Вести с литовских рубежей приходили неспокойные. Стало известно, что король Стефан Баторий собирает большую армию в поход.

Основу артиллерии Батория составляли орудия из Тыкоцинского и Виленского цейхгаузов, отлитые во времена Сигизмунда Августа. По немецкой классификации это были «певицы», нотшланги, фальконы и мортиры средние и малые. Пополнили Баториев арсенал и захваченные в данцигской войне полукартауны, фельдшланги, квартшланги, фальконеты и серпентины [722].

В свою очередь, в 1579 г. русское артиллерийское вооружение ливонских крепостей значительно уменьшилось за счет посылки в районы предполагаемого удара – в крепости Суш, Велиж, Усвят, Полоцк, Псков, Великие Луки и др. нескольких орудий и боеприпасов. Русским отрядам в Ливонии приходилось рассчитывать только на собственные силы.

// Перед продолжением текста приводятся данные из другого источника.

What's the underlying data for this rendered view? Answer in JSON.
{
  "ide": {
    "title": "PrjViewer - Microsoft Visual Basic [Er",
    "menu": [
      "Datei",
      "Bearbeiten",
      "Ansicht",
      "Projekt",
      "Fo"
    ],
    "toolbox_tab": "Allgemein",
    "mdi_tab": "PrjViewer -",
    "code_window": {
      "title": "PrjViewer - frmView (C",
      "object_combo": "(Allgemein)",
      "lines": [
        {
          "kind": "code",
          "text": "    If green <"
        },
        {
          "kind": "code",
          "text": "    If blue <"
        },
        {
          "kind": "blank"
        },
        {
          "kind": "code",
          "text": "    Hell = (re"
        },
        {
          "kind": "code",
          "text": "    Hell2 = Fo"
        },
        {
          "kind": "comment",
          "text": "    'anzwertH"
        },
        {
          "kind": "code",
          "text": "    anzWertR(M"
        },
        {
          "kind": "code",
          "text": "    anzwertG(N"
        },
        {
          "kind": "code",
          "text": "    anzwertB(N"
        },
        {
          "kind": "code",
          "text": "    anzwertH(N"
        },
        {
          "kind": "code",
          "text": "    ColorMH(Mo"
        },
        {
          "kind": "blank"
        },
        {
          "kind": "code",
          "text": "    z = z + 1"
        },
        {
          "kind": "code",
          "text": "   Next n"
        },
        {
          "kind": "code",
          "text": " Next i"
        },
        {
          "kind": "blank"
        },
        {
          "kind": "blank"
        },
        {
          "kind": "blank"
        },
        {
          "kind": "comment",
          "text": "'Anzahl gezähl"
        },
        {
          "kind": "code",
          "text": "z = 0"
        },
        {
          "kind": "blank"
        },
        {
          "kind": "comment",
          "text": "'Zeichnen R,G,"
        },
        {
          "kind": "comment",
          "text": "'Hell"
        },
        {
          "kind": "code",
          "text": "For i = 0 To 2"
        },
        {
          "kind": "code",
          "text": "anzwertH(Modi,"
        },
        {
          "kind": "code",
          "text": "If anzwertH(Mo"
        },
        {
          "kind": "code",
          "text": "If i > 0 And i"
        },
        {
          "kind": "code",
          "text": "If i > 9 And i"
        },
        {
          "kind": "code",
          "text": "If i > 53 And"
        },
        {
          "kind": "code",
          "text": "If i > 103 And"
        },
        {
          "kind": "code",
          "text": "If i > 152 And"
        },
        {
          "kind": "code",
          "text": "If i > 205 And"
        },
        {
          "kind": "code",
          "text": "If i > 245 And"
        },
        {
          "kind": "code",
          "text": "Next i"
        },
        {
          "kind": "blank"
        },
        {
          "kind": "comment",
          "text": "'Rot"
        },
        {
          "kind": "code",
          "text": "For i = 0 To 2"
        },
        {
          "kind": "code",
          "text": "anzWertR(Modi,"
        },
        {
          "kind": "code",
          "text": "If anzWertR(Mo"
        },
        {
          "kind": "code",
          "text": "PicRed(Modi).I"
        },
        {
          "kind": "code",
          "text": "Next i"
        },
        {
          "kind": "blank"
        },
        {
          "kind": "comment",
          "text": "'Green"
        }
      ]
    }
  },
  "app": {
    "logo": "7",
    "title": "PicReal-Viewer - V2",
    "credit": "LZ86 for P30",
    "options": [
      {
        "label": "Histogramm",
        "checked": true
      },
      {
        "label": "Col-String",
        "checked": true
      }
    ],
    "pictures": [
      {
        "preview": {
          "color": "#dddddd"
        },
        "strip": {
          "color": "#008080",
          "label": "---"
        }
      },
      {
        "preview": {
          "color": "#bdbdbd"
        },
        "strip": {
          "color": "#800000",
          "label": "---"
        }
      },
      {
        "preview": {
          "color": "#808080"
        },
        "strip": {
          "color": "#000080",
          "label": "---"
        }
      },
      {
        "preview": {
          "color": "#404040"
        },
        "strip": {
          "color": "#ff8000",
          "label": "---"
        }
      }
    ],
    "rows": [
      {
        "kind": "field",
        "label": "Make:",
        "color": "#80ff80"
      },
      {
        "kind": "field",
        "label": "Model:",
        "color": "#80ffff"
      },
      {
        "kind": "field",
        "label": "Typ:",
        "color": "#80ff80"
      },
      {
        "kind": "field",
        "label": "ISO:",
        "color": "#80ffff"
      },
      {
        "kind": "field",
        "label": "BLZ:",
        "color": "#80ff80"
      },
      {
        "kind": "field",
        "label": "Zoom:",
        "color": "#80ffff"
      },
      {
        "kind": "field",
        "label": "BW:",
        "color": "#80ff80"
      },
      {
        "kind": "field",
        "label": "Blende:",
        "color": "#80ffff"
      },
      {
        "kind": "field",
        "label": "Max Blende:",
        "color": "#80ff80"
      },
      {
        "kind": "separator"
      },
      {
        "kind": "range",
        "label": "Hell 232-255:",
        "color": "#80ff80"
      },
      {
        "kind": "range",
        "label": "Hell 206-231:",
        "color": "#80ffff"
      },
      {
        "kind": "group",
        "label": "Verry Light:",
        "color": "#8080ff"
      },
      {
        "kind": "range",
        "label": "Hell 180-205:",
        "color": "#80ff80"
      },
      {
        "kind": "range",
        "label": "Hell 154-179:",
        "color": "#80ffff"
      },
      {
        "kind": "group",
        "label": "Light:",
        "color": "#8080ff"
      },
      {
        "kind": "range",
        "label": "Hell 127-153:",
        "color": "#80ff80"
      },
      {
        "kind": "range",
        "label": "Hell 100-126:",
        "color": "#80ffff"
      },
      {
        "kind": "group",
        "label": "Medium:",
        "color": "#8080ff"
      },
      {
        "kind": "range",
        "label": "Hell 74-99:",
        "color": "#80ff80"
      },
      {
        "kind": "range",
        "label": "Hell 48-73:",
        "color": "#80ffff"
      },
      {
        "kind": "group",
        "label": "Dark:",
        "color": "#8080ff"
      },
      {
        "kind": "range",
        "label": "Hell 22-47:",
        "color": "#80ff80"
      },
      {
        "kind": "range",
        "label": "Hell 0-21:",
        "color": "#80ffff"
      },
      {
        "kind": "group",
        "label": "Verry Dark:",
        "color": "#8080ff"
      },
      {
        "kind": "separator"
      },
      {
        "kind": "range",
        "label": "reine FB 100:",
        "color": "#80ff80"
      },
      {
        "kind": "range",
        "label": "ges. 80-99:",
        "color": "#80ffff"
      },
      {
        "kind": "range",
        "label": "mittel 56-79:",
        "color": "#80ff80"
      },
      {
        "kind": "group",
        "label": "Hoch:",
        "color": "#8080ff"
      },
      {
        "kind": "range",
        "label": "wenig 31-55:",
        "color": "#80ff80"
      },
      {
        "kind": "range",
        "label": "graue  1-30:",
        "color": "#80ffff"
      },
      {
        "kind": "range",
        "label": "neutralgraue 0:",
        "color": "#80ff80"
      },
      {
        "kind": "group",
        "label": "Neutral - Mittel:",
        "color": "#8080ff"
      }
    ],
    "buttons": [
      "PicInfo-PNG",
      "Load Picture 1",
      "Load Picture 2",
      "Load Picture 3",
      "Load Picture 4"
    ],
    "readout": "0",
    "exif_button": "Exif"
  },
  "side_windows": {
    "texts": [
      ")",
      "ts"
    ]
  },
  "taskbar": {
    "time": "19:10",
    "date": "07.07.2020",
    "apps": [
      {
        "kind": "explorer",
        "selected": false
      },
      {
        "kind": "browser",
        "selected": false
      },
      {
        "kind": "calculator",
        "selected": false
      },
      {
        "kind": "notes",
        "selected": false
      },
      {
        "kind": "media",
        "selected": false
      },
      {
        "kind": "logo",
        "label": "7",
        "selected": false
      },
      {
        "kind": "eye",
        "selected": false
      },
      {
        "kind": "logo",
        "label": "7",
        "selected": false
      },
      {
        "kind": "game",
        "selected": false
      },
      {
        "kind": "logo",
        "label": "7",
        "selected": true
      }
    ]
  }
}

Командование вооруженными силами стремилось разделить по городам запасы, исходя из оборонительных возможностей и стратегического положения крепостей, даже если речь шла о незначительном артиллерийском вооружении, например о мелких пушечках и затинных пищалях.

Летом 1579 г. почти 40-тысячная армия Стефана Батория при 67 (из них – 33 тяжелых) орудиях двинулась на Полоцк. Вперед к крепости выдвинулись отряды Николая Радзивилла и Каспара Бекеша.

Русские острожки по обеим сторонам Двины – Козьян, Красный, Ситно – были взяты с недельными интервалами (28 июля – 4 августа).

В начале августа король со своей армией подошел к Полоцку, обороняемому воеводами В.И. Телятевским, П.И. Волынским, Д.М. Щербатым, И.Г. Зюзиным[723].

По свидетельству современников, Баторий поручил наемникам-немцам вести подкоп под укрепления Стрелецкого острога, а венграм Каспара Бекеша – бомбардировать и штурмовать Заполотье. Последние весьма рьяно взялись за обстрел деревянных строений калеными ядрами, «изобретением новым и бесчеловечьим». Использование каленых ядер обычно приписывают венграм, но это не так: в военных трактатах второй половины XVI в. содержатся инструкции для стрельбы такими снарядами. На страницах «Военной книги» («Das Kriegsbuch») Л. Фронспергера 1571–1573 гг. подробно описываются правила стрельбы. В русском переводе данного трактата 1620 г. («Воинская книга о всякой стрельбе…») говорится: «Заряди пушку добрым порохом, да забей деревянным пыжем, и на тот пыж намажь гораздо с палец толщиною глины, которая б не исщеплялась, да дай ему высохнути гораздо, потом намажь его еще где понуже надобно, да укрепи его гораздо такою глиною мажучи, чтоб от ядра порох не запалился»[724]. Потом клещами брали из жаровни раскаленное ядро и клали в ствол («И если в кузнице ядро в горну гораздо разжечи, да положи его таково раскаленно клещами железными в пушку»), после чего пушкарь поджигал запальное отверстие в стволе.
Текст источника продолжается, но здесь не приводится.